Presença em plataforma ligada ao mercado financeiro sinaliza articulação estratégica e consolida governador como nome viável para 2026 A presença de Ratinho Junior na manha desta quarta-feira no podcast da Warren Investimentos foi um movimento calculado. A Warren é hoje uma das gestoras mais relevantes do país, com forte atuação no varejo de investimentos, gestão de patrimônio e capital internacional — incluindo entre seus investidores um fundo soberano de Singapura, o que lhe confere peso e credibilidade no mercado. Bem posicionado nas pesquisas nacionais e já tratado como pré-candidato à Presidência, Ratinho tem ampliado sua circulação fora do circuito político tradicional.
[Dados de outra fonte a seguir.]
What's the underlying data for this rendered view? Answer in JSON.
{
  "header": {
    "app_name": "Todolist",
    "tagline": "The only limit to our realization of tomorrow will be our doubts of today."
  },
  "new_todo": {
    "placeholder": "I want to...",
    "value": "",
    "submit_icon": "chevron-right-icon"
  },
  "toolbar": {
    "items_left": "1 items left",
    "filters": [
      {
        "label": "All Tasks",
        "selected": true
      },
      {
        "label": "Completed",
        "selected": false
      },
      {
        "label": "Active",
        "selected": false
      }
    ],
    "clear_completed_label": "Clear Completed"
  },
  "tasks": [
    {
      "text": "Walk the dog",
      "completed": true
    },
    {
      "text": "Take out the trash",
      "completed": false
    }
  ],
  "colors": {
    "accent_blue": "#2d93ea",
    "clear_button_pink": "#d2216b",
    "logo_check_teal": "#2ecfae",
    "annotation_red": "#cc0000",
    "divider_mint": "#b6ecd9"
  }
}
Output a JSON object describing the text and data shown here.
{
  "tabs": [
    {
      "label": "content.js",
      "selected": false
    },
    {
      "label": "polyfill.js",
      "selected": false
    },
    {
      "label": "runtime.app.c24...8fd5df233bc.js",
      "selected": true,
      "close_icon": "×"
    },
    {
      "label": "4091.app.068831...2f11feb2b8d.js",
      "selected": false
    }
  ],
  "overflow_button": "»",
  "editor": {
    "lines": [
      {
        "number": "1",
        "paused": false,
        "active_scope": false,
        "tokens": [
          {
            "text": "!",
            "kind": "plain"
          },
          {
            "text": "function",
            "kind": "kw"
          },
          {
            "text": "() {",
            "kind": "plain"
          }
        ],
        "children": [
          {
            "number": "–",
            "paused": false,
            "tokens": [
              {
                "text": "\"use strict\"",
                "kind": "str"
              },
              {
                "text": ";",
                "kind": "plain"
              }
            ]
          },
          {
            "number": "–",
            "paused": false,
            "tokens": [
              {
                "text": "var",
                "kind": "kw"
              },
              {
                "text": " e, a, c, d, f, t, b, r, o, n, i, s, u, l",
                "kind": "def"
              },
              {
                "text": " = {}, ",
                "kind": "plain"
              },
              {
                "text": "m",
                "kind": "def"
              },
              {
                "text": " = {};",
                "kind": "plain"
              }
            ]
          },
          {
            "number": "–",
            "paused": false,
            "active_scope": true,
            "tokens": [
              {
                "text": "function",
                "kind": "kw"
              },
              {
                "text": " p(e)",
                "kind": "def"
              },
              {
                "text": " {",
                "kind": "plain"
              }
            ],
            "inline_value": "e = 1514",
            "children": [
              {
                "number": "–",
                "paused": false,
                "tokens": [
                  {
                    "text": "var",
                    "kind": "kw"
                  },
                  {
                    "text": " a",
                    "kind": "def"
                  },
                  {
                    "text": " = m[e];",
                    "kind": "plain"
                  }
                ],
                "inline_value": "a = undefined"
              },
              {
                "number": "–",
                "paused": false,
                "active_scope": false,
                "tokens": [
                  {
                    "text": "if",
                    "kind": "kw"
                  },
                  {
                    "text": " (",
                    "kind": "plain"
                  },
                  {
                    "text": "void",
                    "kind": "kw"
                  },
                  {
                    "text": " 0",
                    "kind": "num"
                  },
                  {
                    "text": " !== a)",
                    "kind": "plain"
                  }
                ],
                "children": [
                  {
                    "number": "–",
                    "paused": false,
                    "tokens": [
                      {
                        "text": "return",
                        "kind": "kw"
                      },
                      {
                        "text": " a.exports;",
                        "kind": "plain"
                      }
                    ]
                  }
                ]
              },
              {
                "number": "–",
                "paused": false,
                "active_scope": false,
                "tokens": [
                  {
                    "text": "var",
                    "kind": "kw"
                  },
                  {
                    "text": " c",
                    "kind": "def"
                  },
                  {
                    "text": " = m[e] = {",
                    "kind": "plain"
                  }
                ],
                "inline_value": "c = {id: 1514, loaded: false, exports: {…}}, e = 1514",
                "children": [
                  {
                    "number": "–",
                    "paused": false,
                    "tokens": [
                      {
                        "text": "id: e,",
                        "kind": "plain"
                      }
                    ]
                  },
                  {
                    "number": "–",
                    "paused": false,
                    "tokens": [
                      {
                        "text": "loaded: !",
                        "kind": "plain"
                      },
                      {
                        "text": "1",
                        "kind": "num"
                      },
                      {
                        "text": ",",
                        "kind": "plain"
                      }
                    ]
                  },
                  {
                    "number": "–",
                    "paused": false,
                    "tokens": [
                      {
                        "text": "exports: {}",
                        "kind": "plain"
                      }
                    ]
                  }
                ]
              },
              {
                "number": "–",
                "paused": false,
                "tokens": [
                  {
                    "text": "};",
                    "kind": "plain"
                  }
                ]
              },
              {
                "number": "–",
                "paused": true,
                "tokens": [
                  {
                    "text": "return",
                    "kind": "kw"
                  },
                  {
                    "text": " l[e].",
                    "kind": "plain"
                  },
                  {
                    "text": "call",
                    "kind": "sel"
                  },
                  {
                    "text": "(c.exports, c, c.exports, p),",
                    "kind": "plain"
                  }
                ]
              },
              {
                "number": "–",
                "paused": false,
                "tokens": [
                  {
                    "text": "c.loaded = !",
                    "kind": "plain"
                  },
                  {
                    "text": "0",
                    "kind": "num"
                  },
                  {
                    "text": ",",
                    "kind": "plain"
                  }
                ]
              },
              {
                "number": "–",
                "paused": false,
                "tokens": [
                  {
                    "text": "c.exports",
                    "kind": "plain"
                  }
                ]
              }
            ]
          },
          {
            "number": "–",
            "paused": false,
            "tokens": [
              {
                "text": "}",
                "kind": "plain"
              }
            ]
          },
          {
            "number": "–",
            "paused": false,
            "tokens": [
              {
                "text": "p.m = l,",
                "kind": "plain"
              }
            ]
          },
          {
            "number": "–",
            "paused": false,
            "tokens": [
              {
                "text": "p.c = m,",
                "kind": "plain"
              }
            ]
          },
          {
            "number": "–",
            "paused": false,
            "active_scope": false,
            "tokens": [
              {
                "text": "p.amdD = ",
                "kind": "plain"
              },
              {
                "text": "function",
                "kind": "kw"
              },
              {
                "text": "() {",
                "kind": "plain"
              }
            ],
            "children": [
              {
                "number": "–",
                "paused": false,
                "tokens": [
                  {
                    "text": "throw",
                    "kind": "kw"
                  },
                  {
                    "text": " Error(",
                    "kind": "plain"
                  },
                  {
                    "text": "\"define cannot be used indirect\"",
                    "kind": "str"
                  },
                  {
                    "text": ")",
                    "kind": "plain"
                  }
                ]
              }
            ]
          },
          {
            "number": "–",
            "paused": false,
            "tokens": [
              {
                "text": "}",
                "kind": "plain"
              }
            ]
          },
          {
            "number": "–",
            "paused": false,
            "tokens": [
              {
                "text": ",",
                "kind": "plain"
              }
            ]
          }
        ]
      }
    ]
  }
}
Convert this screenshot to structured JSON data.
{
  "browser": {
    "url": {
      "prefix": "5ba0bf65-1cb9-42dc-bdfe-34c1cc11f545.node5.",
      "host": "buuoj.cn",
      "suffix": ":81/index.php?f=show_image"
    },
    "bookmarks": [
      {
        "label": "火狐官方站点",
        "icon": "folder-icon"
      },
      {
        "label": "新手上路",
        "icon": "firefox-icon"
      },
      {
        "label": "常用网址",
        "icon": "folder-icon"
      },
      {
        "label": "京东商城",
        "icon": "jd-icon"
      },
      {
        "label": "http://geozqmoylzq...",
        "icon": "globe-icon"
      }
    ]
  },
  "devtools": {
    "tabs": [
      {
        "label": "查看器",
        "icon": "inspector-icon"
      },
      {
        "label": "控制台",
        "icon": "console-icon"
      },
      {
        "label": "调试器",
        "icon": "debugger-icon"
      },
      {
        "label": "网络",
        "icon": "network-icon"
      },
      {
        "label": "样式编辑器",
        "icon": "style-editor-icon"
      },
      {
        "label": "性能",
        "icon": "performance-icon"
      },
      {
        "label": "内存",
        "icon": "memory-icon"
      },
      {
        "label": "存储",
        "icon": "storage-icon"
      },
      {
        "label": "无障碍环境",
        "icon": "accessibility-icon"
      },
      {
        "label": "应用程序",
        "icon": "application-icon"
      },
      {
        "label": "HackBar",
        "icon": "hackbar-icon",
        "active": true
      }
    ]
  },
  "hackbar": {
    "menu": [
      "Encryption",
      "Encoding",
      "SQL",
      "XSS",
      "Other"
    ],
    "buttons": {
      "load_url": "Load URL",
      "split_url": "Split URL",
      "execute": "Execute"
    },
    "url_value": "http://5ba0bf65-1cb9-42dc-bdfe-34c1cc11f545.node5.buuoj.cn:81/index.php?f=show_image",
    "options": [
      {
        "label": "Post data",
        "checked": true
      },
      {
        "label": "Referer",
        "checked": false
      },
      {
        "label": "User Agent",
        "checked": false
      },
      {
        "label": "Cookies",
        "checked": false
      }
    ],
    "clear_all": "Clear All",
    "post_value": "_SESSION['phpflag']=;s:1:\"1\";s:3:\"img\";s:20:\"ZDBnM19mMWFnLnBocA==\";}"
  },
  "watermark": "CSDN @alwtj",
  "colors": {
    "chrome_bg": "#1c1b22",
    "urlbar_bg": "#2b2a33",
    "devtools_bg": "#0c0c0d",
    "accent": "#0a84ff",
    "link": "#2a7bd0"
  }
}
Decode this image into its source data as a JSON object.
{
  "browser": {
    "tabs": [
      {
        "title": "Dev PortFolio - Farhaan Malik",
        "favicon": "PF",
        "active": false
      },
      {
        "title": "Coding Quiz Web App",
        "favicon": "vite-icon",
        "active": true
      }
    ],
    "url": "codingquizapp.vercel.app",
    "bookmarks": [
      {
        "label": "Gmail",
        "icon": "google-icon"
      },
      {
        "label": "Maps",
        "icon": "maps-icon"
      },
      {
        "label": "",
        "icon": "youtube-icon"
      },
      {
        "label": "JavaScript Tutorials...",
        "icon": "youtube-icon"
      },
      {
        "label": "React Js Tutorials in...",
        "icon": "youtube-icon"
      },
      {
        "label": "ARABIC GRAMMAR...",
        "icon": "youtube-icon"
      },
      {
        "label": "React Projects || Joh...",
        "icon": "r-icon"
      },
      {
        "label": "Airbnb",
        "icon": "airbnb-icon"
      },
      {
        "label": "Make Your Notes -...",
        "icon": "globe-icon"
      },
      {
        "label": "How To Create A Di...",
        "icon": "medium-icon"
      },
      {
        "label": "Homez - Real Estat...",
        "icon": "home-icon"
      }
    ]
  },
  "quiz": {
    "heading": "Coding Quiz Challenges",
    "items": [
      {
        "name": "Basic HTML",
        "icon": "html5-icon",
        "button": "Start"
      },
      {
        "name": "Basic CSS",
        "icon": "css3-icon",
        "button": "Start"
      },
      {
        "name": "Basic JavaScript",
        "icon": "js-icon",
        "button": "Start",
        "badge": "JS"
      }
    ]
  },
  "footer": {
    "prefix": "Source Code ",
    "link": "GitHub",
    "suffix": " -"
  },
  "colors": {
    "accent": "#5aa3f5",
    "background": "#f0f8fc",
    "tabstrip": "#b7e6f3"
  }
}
Ao dialogar diretamente com o mercado financeiro, sinaliza preocupação com agenda econômica, estabilidade e previsibilidade — ativos indispensáveis para quem pretende disputar um projeto nacional. A mensagem é clara: Ratinho busca se apresentar não apenas como liderança política, mas como um nome capaz de transitar com segurança entre governo e mercado, onde se constrói boa parte da viabilidade eleitoral.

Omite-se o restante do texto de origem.